Jim Wreich started with an excellent keynote and also give an awesome theatrical performance in the closing key-note! He was very clear in getting into my head that the key values of a good programmer:

– thinking out of the box. (Try to innovate!)

– accept duality (code & objects are the same things from different points of view!)

– abstractions are good. (Write generic, re-usable code!)

In the closing key-note, along with Joe O’Brian, it was made clear about why we should explain the benefits (and not features) of Ruby to the decision making management – no point in talking about Ruby features like blocks, iterators and TDD/BBD instead of business aspects about how the maintenance cycle of product can be reduced drastically by using Ruby and how Ruby seamlessly integrates with legacy systems.

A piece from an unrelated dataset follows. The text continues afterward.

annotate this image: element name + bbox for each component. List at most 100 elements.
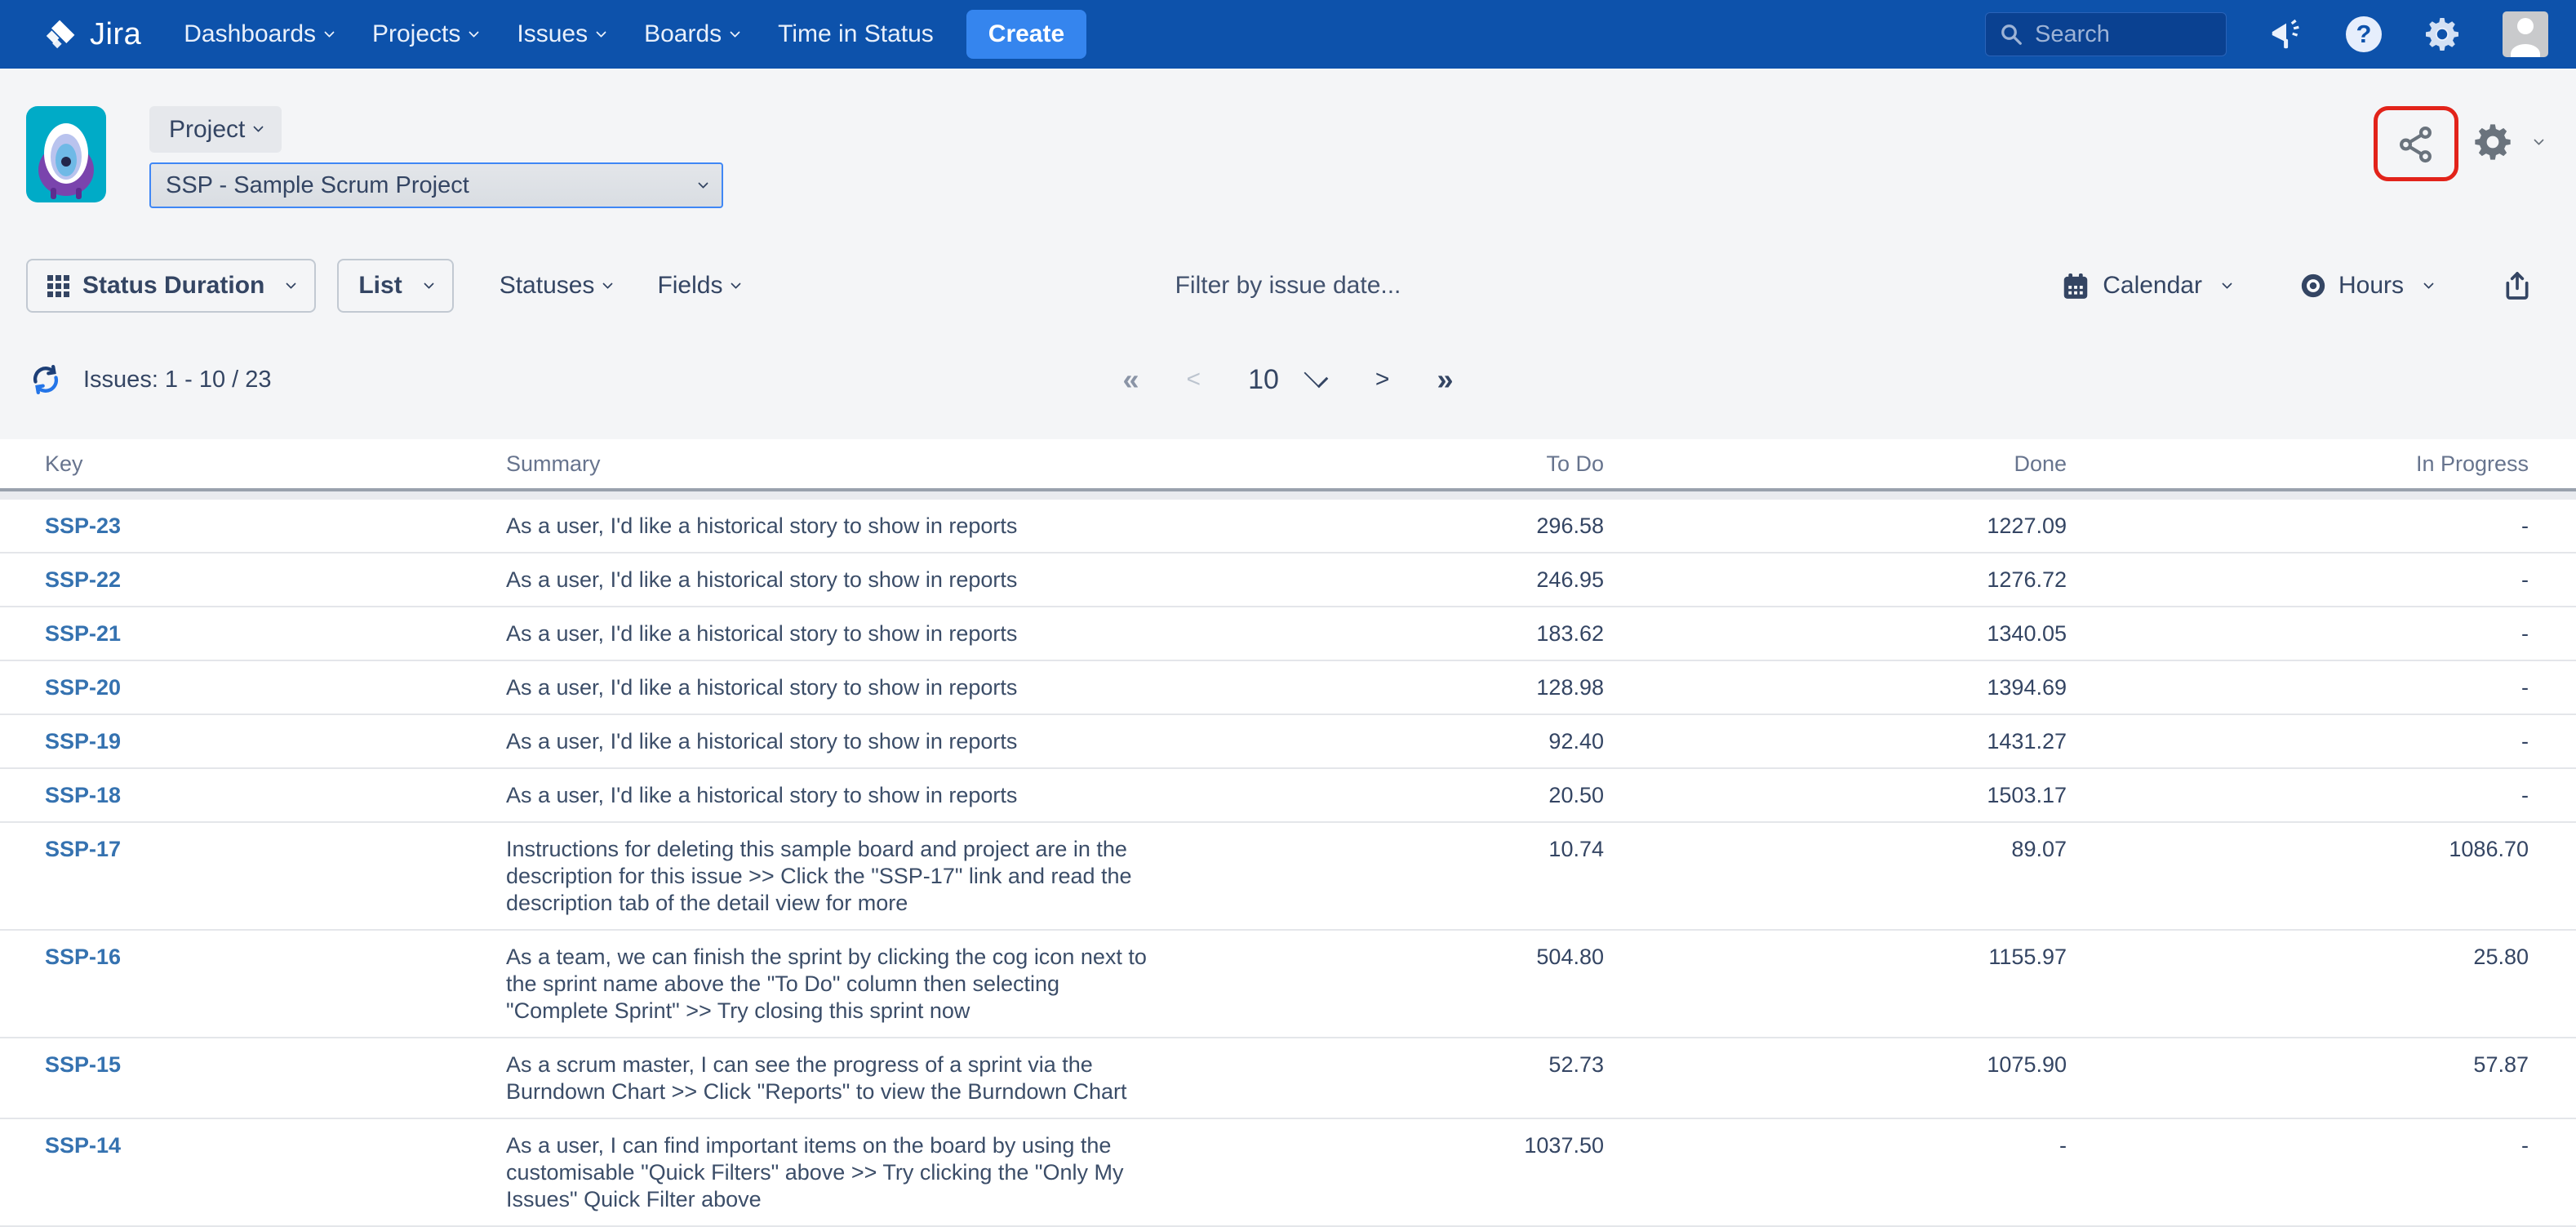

People had come from all over the globe – from US, Europe, Australia, New Zealand and us from India. If this wasn’t good enough for diversity, the enormous variety of food at lunch made up for it. The venue, Royal College of Physicians was ‘unbelievable’. I sat in the ‘Great Hall’ admiring the ceiling and in the library admiring the expanse of the books lined in the racks beside and the so beautifully architected Amphi-theater.

The talks were well distributed in 3 tracks and each talk had a sizable crowd. There were 3 talks which discussed how to write good code (‘write bad code’ by Gwyn Morfey, ’10 most errors in Rails’ by Exceptional and ‘Your doing it wrong’ by Tammer Saleh). Each had a different style – my personal favourite being Tammer’s talk – it seems straight from the heart. Gwyen’s talk was very well staged to show how to ‘really’ work and it was really funny.

Tyler McMullen’s talk on distributed rack applications was amazing and new way to look at things. Imagine different sections on a web-page being serviced by different application servers — no! Not using ajax requests but genuine HTTP distributed requests for rendering a single page! He demonstrated it really well and there were some of us in the audience who installed the distributed_demo gem from gemcutter to see it all in action!

Joesph Wilk’s talk was precision perfect on scaling cucumber test cases – there is indeed a lot of potential here. Scott Chacon ‘showed off’ the git internal plumbing with an excellent and very cool presentation – I am inspired now and do plan to use a single git repository for distributed deployment on different machines with different roles.

Lightening talks were really good !! I shall be using RedCar (the Ruby IDE) and Showoff, the Rails presentation gem from now on. Ryan’s talk of 2500 words (speed reading) was an awesome insight into the life-cycle of a software programmer who found the worth of testing his code!

Keeping in line with the pomodoro technique, I shall stop now and write another detailed post on the conference soon 😉 I stretched this post to 35 minutes — hell nobody’s perfect!

2 thoughts on “Scottish Ruby Conference 2010 roundup-1

  1. Hi Gautam,

    I dont think you’d remember me – I would always remember your father and thank him – In 1995, when i met with an accident, he was the one who took me to Nerlekar hospital. I suddenly came across your profile and saw that you’ve become a CEO – Truly very happy for you!…. Hope your parents are doing really well.